Eppure è bastato così
poco...
Tutto è crollato in pochi
minuti, come un bel castello di carte.
Ciò nonostante sono convinto che
dentro di noi lo sapessimo, che fossimo ben consci di quanto stessimo
rischiando, eravamo semplicemente troppo giovani per ammetterlo ad
alta voce.
Sapevamo benissimo il pericolo che
stavamo correndo.
Lo sapevate tu e Sirius, James, quando,
andando contro ogni principio, voi, due Purosangue,avete deciso di
sfidarli, scappando di casa e sposando Lily, la Sanguesporco, come la
chiamavano loro.
Lo sapevo io, quando Silente mi mandava
coi Lupi Mannari per scoprire che intenzioni avessero.
Soprattutto lo sapevate tu e Lily,
James.
Vi siete sposati e avete avuto Harry,
ugualmente, come per urlare al mondo che non avreste rinunciato a
vivere.
Avete fatto bene... vorrei essere come
voi.
Ma io non ce la faccio, ragazzi, io non
ce la faccio.
Che padre potrei essere per questo
bambino?
Io, un Lupo Mannaro...
Se anche non dovesse ereditare la mia
maledizione, sarebbe allontanato da tutti.
Non ditemi che si tratta solo di un
piccolo problema peloso.
Non sono tutti come voi.
Non tutti la penserebbero così.
A che vita lo condannerei?
Non dirmi anche tu che sono un codardo,
James. Ci ha già pensato tuo figlio.
Ha ragione.
E' questo che sono.
Un vile codardo, che non ha nemmeno il
coraggio di restare accanto alla sua famiglia.
Sì, Sirius, non urlare.
Dora è la mia famiglia.
L'ho abbandonata, ma la amo.
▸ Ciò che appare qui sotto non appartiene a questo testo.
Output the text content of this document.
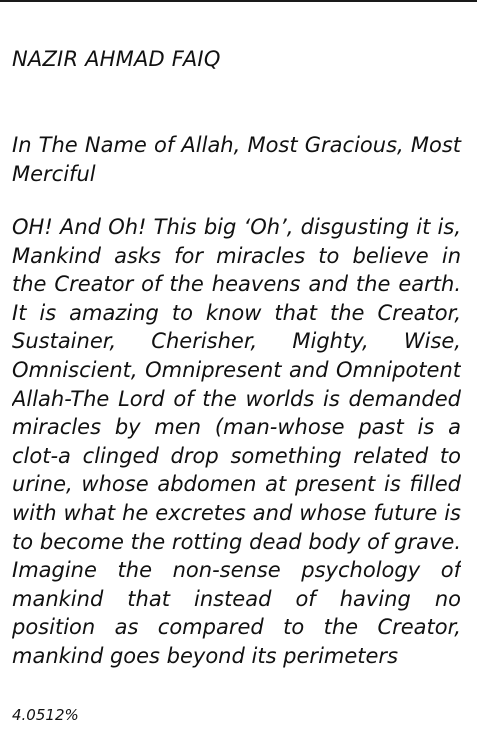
NAZIR AHMAD FAIQ

In The Name of Allah, Most Gracious, Most Merciful

OH! And Oh! This big ‘Oh’, disgusting it is, Mankind asks for miracles to believe in the Creator of the heavens and the earth. It is amazing to know that the Creator, Sustainer, Cherisher, Mighty, Wise, Omniscient, Omnipresent and Omnipotent Allah-The Lord of the worlds is demanded miracles by men (man-whose past is a clot-a clinged drop something related to urine, whose abdomen at present is filled with what he excretes and whose future is to become the rotting dead body of grave. Imagine the non-sense psychology of mankind that instead of having no position as compared to the Creator, mankind goes beyond its perimeters

4.0512%
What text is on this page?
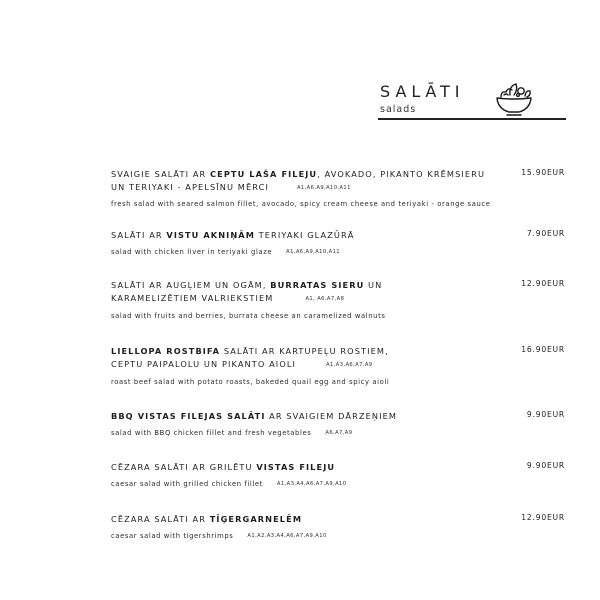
SALĀTI
salads
SVAIGIE SALĀTI AR CEPTU LAŠA FILEJU, AVOKADO, PIKANTO KRĒMSIERU
UN TERIYAKI - APELSĪNU MĒRCI	A1,A6,A9,A10,A11
fresh salad with seared salmon fillet, avocado, spicy cream cheese and teriyaki - orange sauce
15.90EUR
SALĀTI AR VISTU AKNIŅĀM TERIYAKI GLAZŪRĀ
salad with chicken liver in teriyaki glaze	A1,A6,A9,A10,A11
7.90EUR
SALĀTI AR AUGĻIEM UN OGĀM, BURRATAS SIERU UN
KARAMELIZĒTIEM VALRIEKSTIEM	A1, A6,A7,A8
salad with fruits and berries, burrata cheese an caramelized walnuts
12.90EUR
LIELLOPA ROSTBIFA SALĀTI AR KARTUPEĻU ROSTIEM,
CEPTU PAIPALOLU UN PIKANTO AIOLI	A1,A3,A6,A7,A9
roast beef salad with potato roasts, bakeded quail egg and spicy aioli
16.90EUR
BBQ VISTAS FILEJAS SALĀTI AR SVAIGIEM DĀRZEŅIEM
salad with BBQ chicken fillet and fresh vegetables	A6,A7,A9
9.90EUR
CĒZARA SALĀTI AR GRILĒTU VISTAS FILEJU
caesar salad with grilled chicken fillet	A1,A3,A4,A6,A7,A9,A10
9.90EUR
CĒZARA SALĀTI AR TĪĢERGARNELĒM
caesar salad with tigershrimps	A1,A2,A3,A4,A6,A7,A9,A10
12.90EUR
La amo con
tutto me stesso.
Non la farei mai soffrire, lo sai.
Anche quando voi due la prendevate in
giro, io la difendevo sempre.
Ogni tanto mi sembra di rivederla,
quella bambina con le trecce rosa cicca fuori posto, nella donna che
ho davanti.
Se mi comporto così è
solo per il suo bene...
Credeteci.”
Remus posò il bicchiere: era
vuoto, ormai.
Prima di versarsene un altro controllò
che la bottiglia non fosse vuota.
La agitò un po' prima di
decretare che, invece, lo era.
Allora si alzò dalla sedia e si
diresse verso una vecchia credenza, ne aprì un'anta, tirandone
fuori una bottiglia nuova.
Si riavvicinò al tavolo e fece
per aprirla, ma si bloccò.
“Mi faccio schifo.
Guardate come mi sono ridotto.
Mi reggo a mala pena in piedi, sto
chiuso qui tutto il giorno.
Sono uscito solo un paio di volte, ed
entrambe mi ha portato fuori Kingsley di peso.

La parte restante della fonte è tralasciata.